L’ensemble est encadré par deux articles philosophiques, l’un de Mladen Dolar, l’autre de Slavoj Zizek, tous deux fondateurs de « l’École de Ljubljana », marquée par la psychanalyse lacanienne. Le premier parcourt de façon lumineuse les diverses façons de penser la voix, en particulier la rupture qu’elle introduit dans le sens, son caractère « acousmatique, voix dont la source ne peut être identifiée » et son double excès : d’autorité et d’exposition. Le second met en tension Lacan et Derrida, ce qui affronte heureusement les illusions de présence à soi et de souffle créateur que l’apologie de la voix peut entraîner. Comme à son habitude, Zizek bouillonne et change de sujet au cours de son texte, ce qui nous fait passer de la voix à la jouissance, de la jouissance au racisme et à l’antisémitisme et de ça au fantasme et à la fiction.
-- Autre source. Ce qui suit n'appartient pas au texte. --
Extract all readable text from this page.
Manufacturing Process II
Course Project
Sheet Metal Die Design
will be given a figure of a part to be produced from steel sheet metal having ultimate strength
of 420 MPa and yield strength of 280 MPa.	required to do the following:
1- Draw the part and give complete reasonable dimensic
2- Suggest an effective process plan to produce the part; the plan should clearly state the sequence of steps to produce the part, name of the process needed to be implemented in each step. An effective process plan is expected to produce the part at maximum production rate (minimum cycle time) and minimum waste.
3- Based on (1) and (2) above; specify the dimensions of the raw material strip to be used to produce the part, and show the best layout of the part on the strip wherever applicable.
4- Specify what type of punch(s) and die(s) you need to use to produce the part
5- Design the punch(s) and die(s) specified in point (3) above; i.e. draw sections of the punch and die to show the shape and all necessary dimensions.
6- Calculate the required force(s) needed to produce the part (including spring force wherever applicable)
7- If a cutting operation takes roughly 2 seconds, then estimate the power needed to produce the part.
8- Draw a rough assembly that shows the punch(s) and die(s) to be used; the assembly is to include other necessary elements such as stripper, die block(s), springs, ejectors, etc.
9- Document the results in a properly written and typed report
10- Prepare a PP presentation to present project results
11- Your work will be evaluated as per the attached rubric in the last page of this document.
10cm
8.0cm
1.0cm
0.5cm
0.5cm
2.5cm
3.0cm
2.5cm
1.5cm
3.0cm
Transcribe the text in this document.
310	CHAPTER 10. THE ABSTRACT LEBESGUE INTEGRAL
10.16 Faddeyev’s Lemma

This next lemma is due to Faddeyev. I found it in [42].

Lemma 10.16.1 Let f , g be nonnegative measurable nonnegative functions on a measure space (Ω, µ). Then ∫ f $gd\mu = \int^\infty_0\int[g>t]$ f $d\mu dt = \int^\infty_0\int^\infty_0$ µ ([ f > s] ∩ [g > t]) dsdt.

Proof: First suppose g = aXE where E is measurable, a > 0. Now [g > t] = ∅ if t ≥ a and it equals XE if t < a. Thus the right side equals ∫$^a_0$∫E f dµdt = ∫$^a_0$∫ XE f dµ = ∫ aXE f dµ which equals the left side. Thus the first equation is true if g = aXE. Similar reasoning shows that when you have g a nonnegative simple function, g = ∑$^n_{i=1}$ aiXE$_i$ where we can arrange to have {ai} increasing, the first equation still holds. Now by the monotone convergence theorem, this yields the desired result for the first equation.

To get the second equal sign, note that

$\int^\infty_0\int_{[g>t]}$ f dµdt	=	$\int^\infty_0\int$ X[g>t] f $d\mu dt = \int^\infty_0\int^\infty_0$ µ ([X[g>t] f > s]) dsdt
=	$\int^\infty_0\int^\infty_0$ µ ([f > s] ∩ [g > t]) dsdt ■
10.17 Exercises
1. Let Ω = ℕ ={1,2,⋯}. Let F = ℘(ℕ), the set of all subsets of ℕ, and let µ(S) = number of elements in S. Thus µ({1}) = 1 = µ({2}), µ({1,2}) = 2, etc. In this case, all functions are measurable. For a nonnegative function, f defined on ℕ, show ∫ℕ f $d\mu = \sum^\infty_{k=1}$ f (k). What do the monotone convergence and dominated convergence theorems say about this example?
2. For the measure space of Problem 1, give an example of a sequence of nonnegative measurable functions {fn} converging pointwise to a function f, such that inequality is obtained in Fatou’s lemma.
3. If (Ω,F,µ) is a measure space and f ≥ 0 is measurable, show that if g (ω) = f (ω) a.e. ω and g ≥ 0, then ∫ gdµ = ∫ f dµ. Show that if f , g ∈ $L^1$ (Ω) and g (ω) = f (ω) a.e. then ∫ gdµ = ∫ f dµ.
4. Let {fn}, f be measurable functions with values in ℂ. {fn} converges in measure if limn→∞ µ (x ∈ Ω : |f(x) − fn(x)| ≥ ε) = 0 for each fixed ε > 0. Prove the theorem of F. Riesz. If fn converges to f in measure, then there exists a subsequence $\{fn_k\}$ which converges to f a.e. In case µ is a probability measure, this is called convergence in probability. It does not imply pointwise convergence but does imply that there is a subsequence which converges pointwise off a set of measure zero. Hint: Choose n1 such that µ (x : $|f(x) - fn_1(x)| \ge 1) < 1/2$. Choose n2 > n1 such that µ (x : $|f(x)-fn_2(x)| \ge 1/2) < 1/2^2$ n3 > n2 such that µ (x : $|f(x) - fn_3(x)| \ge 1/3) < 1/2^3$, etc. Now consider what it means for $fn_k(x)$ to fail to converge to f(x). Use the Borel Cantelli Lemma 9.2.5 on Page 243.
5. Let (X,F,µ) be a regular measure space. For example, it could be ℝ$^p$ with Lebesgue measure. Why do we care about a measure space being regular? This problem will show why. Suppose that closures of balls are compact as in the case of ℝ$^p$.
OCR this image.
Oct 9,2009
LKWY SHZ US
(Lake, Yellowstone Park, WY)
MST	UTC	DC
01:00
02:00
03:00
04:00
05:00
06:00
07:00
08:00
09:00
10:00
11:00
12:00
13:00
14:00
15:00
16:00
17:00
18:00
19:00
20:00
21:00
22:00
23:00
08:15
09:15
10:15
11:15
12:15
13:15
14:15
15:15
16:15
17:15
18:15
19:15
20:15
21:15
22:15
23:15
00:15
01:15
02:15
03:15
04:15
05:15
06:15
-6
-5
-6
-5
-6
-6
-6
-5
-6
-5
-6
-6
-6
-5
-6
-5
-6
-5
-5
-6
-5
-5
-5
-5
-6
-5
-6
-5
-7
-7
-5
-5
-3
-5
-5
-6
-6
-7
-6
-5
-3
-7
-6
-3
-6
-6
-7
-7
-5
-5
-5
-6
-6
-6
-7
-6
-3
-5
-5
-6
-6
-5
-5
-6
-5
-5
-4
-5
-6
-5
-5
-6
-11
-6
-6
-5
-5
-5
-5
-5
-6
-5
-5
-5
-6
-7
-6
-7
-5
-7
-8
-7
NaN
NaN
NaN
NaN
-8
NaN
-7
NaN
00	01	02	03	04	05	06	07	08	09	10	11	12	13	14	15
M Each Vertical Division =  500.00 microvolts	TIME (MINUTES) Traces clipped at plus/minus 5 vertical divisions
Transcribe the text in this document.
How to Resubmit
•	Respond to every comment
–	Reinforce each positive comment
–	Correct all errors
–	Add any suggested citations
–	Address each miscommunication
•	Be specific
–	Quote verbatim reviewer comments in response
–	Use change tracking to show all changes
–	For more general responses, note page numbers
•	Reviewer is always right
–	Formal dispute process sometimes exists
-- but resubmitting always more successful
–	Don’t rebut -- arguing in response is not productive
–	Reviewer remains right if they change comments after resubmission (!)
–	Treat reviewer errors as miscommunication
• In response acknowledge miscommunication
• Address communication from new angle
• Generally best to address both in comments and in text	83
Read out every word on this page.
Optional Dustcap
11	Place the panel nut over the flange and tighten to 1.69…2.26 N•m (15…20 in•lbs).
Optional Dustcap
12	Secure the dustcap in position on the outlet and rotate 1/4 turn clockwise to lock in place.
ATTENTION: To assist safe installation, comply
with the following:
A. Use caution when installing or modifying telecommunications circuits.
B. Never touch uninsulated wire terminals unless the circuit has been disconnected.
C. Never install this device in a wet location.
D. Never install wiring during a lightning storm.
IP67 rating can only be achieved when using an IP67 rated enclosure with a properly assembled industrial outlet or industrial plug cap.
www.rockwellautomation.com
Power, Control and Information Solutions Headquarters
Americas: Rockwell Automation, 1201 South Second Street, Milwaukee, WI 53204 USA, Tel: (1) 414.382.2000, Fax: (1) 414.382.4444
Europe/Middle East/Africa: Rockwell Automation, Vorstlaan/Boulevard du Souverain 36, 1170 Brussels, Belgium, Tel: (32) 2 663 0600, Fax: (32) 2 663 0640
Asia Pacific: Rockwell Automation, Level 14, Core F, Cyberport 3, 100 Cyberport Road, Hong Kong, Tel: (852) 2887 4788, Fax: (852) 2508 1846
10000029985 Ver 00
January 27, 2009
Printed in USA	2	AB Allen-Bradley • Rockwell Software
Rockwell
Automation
Pourquoi pas ? Nous y perdons la voix, mais nous y gagnons, depuis la différence entre le fantasme comme « rêve d’un état sans perturbations » et le fantasme « dont le forme élémentaire est l’envie », hantise du réel de la jouissance axée sur l’Autre, la distinction entre la « fiction symbolique » et l ‘ « apparition spectrale ». Ce qui nous déporte vers une autre thématique dont j’introduis la discussion : la traversée du fantasme n’a-t-elle pas lieu radicalement, y compris pour la politique, dans l’expérience littéraire (ou artistique) précisément parce que la fiction n’y est pas coupée du réel, qu’elle opère la déception de son « spectre » lorsqu’elle affronte l’impossible à représenter ? En lui donnant voix au chapitre. Mieux : en donnant de la voix.